If you’re a parent, you can do the same with your children so you’ll know how to encourage and develop their natural gifts.
It doesn’t take an expert to guide others to their natural gifts. You only need to be willing to use your talents and to look for opportunities to help:
If your gifts are empathy and inspiration, take time to sit down with people who are struggling, listen for clues to their inborn abilities, and encourage them in that direction.
If you have a gift for resolving conflicts, ask yourself who might benefit from your intervention, allowing them the space to develop their own gifts.
If your specialty is organization, you could help others reduce clutter and stress, providing more emotional capacity for them to explore their true selves.
The possibilities are limited only by your imagination.
To formalize this process, you can combine two points in the Power of 3 triangle. When you ask others the right discovery, innovative, and proactive questions, they will learn how to identify the most effective ways to use their natural talents, and you will have helped them discover their gifts.
The beauty of
activate is we can all grow and overcome just by being more intentional.
Shortly after my first chemo treatment, I became very sick and had to be admitted to the hospital. As I lay in the hospital recovering, I was past asking questions. I needed human encouragement and some answers as to next steps for getting better. Things weren’t looking good.
It happened one night with a lawyer who volunteered on Fairview Southdale Hospital’s oncology floor. I was walking down the long corridor of the hospital dragging my IV, and I noticed a man sitting at the end of the hall with a guitar. As I finally made my way to him, I asked him what he was doing. He shared that he enjoys encouraging patients by playing his guitar for them. He could see I was sick, so he asked if I’d like to have him play a few songs. I told him I would.
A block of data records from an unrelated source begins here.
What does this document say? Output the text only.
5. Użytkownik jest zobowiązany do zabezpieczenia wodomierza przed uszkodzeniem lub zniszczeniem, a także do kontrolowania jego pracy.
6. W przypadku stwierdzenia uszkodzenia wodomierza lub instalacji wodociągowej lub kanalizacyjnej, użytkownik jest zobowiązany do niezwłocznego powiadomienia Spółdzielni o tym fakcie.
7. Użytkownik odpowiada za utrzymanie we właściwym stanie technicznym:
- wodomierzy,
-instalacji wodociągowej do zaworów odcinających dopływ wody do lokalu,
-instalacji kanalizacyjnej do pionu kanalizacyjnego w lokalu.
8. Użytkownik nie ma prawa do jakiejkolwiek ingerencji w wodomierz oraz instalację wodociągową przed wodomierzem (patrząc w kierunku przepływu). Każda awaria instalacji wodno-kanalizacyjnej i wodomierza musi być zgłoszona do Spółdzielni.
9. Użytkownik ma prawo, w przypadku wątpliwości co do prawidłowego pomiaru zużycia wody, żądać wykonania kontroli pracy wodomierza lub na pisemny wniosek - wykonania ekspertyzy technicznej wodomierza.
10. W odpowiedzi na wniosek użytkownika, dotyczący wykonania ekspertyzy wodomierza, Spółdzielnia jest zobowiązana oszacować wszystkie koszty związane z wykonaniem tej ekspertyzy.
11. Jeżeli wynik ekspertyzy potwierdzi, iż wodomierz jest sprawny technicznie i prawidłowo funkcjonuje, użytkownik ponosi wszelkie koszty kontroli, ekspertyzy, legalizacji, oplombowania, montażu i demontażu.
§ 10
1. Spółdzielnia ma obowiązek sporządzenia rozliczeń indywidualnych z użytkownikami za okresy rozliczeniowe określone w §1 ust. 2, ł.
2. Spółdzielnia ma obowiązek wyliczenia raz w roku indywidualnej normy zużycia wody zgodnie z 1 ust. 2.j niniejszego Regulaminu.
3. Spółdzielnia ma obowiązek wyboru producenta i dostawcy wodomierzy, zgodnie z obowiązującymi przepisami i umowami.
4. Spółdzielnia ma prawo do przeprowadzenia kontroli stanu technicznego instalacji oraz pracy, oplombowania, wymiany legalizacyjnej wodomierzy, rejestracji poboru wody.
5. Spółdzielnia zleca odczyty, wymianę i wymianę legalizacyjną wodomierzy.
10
I made the long trek back to my room pushing my IV cart, and soon he appeared. He played “Edelweiss,” a song from The Sound of Music. Despite my weakened and emotional state, I tried to sing with him. Our mutual love of music and the joy it brings reminded me just how much I had to live for. Here was a stranger activating his God-given gift, which encouraged me to revive my own. This was exactly what I needed at that moment. It happened because this man was willing to ask himself how he might use his natural talents to benefit others.